HTTPS Everywhere -- Promise Fulfilled

green lock icon and text that says https at the start of a URL bar

From Flickr user Sean MacEntee under a Creative Commons 2.0 license.

In August 2016, the University of Michigan Library made a commitment to move most of our web interfaces to exclusive HTTPS. Over the fall, thanks to a great deal of work from many dedicated developers in LIT, we successfully met our goal and implemented HTTPS on our services. Now, user interactions with most of the library’s web sites are secure from snooping between our servers and the user’s web browser.
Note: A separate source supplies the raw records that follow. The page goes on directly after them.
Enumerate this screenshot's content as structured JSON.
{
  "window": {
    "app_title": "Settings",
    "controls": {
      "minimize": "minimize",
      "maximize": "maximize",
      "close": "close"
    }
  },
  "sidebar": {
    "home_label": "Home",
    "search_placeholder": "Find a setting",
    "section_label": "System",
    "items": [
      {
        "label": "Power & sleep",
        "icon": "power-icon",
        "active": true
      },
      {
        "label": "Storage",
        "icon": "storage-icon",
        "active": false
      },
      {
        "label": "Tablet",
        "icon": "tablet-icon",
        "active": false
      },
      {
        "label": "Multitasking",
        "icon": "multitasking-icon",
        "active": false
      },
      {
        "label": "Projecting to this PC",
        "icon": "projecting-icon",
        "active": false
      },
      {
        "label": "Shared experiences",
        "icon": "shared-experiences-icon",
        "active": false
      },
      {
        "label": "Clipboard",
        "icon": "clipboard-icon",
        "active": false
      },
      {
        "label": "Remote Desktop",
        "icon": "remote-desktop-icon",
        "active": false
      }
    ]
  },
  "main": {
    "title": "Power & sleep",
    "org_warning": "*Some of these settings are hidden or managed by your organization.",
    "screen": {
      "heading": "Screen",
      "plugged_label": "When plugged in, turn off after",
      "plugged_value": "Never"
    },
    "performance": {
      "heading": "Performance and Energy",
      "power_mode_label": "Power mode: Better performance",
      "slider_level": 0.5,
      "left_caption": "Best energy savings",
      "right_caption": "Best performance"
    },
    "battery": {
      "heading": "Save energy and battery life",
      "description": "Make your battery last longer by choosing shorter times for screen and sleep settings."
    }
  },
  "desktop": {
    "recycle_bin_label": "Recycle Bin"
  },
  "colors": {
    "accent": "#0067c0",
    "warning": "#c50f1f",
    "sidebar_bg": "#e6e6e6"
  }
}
Along the way, we learned a few things. One of the biggest was the unintended consequences of technical decisions made long ago. More than a decade ago, we made a well-intentioned and reasonable (at the time) decision to use a secure transmission protocol to be equivalent to logging in. So, if a user visited one of our sites via HTTP, they were not and could not be authenticated; if they visited a site via HTTPS, they were not and could not be anonymous.

This approach made sense for our technical infrastructure at the time, and came long before the risks of unsecured web transactions became clear to us all. That early decision simplified some things for us, but created a layer of technical challenge that we have been fighting against in small ways. For example, we had to modify the way Drupal handles authentication to work with our method, rather than doing it the standard way.

Lesson learned: do the simple thing the simple way, even if it isn’t so simple at first.

In the course of moving our systems to HTTPS, we also realized that web-based APIs that we consumed in our own internal systems were problematic. Much as has turned out to be the case with PubMed’s recent switch to exclusive HTTPS, we also learned that applications we wrote and had more or less forgotten about were written without secure protocols in mind. We had to roll back Mirlyn, our library catalog, from exclusive HTTPS to HTTP until we could update other internal applications that used catalog data to access it via HTTPS.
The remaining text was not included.